Green Chile Chicken Tamale Bake
This hearty, cheesy casserole combines the flavors of green chiles, chicken and cornbread in one delicious hot dish that's super simple to put together.
- 1 1/2 cups Mexican blend cheese, shredded
- 1/3 cup milk
- 1 egg, plus 1 egg white, beaten
- 1 teaspoon cumin
- Pinch red pepper flakes
- 1 can cream style corn
- 8.5 ounces box corn muffin mix
- 4.5 ounces can green Chile’s, chopped
- 10 ounces mild enchilada sauce
- 3 cups chicken, chopped or shredded
- 3 tablespoons taco seasoning
- Sour cream for topping
Preparation time 10mins
Cooking time 60mins
Heat oven to 400°F, and spray 9x13-inch pan with cooking spray.

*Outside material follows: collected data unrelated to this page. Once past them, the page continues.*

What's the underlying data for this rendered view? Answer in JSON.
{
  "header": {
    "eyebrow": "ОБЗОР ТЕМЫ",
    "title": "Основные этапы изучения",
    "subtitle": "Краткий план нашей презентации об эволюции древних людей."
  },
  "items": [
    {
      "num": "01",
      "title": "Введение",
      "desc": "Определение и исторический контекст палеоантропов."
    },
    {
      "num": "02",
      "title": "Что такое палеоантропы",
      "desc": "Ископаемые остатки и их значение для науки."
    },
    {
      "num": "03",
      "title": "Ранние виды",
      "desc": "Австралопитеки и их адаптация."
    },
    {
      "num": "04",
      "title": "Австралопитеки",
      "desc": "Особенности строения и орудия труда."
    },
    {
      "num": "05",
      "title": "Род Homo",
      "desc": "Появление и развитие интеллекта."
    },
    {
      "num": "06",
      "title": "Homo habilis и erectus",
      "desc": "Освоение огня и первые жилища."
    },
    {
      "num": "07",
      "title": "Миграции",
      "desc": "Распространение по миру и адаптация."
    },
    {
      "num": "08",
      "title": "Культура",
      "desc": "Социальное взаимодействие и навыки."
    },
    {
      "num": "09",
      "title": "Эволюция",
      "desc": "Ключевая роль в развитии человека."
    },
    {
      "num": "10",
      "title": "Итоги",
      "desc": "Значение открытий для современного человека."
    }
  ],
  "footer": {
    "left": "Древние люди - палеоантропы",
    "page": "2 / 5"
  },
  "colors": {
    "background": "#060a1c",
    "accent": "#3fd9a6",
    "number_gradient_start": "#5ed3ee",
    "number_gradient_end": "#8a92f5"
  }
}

In large bowl, mix 1/2 cup cheese, milk, eggs, cumin, red pepper flakes, corn, corn bread mix, and chiles until just mixed.
Spread mixture evenly in pan, then bake 20 minutes, or until edges are beginning to brown and middle is set.
Use fork to poke holes in cornbread, then pour enchilada sauce over the top.
Mix chicken and taco seasoning, then spread evenly over top of cornbread.
Top with remaining cheese, then bake 15 minutes, or until cheese is melted.
Let set for 5 minutes before serving.
May serve with sour cream over top, and enjoy!